Towards a more resilient future for NHS estates
For the NHS, the implications of this shift are significant. A platform-first approach does not limit choice; it expands it. It focuses on innovation rather than restricting it, and it supports traditional expertise by giving designers, estates teams and contractors a clearer framework within which to operate. By separating the rules from the suppliers, the NHS can retain the benefits of MMC – pace, quality, reduced disruption, improved predictability – without the vulnerabilities that have become increasingly visible across the sector. Procurement becomes about capability rather than dependency, and resilience improves in a market where commercial instability has all too often left clients exposed.
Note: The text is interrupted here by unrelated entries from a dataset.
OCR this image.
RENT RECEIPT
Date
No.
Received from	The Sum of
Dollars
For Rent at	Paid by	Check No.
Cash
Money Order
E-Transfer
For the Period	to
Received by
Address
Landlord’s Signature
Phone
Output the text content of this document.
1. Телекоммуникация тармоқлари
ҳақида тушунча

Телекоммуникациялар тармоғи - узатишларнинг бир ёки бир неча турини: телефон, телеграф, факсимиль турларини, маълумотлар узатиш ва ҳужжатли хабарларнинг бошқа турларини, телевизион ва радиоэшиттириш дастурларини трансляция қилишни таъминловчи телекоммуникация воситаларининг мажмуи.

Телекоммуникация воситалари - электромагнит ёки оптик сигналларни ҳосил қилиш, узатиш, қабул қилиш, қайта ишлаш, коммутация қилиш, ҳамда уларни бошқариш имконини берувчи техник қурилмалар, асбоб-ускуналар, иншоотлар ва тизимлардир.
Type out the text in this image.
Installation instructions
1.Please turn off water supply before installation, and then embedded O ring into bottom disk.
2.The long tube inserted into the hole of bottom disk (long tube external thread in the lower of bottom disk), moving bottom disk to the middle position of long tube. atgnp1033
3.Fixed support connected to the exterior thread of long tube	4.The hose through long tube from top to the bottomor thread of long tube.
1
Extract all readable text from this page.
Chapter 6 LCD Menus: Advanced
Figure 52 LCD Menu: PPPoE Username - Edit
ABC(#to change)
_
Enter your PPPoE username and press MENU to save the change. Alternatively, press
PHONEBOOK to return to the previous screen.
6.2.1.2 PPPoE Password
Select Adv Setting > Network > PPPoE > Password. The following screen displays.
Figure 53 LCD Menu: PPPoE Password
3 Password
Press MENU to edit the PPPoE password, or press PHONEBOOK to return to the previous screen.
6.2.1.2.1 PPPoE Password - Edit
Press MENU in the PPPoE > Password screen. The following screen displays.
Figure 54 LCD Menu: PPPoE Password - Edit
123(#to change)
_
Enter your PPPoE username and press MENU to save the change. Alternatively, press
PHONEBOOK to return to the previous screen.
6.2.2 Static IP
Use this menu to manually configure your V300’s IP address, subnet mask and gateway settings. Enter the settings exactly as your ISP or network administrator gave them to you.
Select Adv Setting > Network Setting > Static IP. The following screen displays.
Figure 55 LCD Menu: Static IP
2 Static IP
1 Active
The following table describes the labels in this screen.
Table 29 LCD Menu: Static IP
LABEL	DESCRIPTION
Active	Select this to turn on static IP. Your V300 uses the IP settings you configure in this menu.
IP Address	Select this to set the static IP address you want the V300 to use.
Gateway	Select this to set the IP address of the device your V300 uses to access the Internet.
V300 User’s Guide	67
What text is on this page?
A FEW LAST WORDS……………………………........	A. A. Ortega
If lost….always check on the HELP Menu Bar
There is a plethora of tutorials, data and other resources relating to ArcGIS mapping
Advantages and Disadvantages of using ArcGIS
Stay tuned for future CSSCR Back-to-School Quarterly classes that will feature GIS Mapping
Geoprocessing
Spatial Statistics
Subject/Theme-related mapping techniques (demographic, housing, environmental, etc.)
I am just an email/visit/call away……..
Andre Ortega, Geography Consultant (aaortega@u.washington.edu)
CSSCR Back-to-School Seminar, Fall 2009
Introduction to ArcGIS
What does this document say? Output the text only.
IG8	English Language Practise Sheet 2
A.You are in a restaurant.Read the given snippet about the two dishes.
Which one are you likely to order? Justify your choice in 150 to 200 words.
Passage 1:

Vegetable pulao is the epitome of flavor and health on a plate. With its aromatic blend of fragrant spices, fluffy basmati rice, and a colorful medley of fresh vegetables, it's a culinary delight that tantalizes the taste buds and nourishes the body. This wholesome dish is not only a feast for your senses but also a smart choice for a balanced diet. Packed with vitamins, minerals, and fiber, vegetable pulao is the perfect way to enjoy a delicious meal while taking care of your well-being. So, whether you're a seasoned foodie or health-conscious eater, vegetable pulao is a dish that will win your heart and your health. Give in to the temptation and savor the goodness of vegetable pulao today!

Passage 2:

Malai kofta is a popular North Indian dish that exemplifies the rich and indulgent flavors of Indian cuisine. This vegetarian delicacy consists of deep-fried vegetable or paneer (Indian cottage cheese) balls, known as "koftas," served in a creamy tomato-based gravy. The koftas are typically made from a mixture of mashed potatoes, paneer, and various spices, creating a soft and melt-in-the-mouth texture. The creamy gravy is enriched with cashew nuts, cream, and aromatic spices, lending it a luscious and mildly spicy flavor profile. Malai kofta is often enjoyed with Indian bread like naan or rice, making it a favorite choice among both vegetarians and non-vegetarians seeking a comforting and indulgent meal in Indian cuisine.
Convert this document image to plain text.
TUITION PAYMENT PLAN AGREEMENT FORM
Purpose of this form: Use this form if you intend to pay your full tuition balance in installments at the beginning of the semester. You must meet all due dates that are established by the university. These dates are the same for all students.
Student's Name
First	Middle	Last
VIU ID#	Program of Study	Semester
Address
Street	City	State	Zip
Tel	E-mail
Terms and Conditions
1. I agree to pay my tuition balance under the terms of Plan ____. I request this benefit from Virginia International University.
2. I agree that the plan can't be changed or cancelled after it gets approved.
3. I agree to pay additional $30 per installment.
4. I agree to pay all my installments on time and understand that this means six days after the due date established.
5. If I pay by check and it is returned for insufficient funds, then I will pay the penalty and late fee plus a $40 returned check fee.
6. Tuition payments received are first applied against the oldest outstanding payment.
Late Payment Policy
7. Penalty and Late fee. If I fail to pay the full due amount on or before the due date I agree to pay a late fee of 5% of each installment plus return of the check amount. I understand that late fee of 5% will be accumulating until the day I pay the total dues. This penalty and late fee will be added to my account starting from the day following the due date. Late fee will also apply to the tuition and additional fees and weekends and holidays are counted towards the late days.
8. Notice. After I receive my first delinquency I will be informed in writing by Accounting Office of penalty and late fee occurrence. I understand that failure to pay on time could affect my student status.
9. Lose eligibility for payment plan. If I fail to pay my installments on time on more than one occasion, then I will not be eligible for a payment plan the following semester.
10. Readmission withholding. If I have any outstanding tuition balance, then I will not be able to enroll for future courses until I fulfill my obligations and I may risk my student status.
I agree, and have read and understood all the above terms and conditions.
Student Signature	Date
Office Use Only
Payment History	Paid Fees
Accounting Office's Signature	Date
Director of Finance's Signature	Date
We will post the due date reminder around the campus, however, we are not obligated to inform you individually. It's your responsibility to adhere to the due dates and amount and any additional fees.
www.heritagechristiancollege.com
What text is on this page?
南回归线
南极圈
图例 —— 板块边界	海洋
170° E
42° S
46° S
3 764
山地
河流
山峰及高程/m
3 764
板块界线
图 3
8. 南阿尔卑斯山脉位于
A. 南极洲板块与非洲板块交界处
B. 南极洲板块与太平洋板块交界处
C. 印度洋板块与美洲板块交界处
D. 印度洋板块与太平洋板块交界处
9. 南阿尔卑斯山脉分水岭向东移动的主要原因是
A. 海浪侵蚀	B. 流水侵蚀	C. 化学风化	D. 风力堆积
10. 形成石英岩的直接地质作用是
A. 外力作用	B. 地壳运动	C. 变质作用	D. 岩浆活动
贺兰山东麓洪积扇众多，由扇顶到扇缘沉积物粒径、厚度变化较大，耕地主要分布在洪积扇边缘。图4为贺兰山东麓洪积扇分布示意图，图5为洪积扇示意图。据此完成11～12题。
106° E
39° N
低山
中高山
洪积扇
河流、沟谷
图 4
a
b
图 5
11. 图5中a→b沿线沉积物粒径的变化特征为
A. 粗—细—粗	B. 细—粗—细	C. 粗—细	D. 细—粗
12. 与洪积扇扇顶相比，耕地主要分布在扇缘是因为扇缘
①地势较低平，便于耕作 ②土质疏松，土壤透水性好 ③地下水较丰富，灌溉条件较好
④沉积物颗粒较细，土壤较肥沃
This approach also creates the conditions for genuine organisational learning. When interfaces, assemblies and compliance pathways are shared across projects, each scheme strengthens the next. Knowledge accumulates rather than dissipates, the estate becomes more consistent without becoming inflexible, and the NHS can focus its limited capital and clinical resources on outcomes, rather than reinventing solutions that already exist.
In a system under pressure, this matters. Estates teams are being asked to deliver more, manage more risk and provide more certainty than ever before. Relying on a project-by-project approach no longer aligns with the expectations placed on them, nor with the scale of the challenge ahead. A platform model does not claim to solve every issue in capital delivery, but it does provide a framework capable of supporting the pace, transparency and repeatability the NHS now requires. It creates a more resilient foundation upon which clinical services can grow, adapt and respond to changing demand. As Paul’s perspective highlights, this shift is not about adopting a particular system or championing a new product. It is about restoring objectivity, evidence and independence to the decisions that shape the future of healthcare infrastructure. And if the NHS is to build the capacity it needs safely, sustainably and at scale, then that shift is not just beneficial, it is overdue.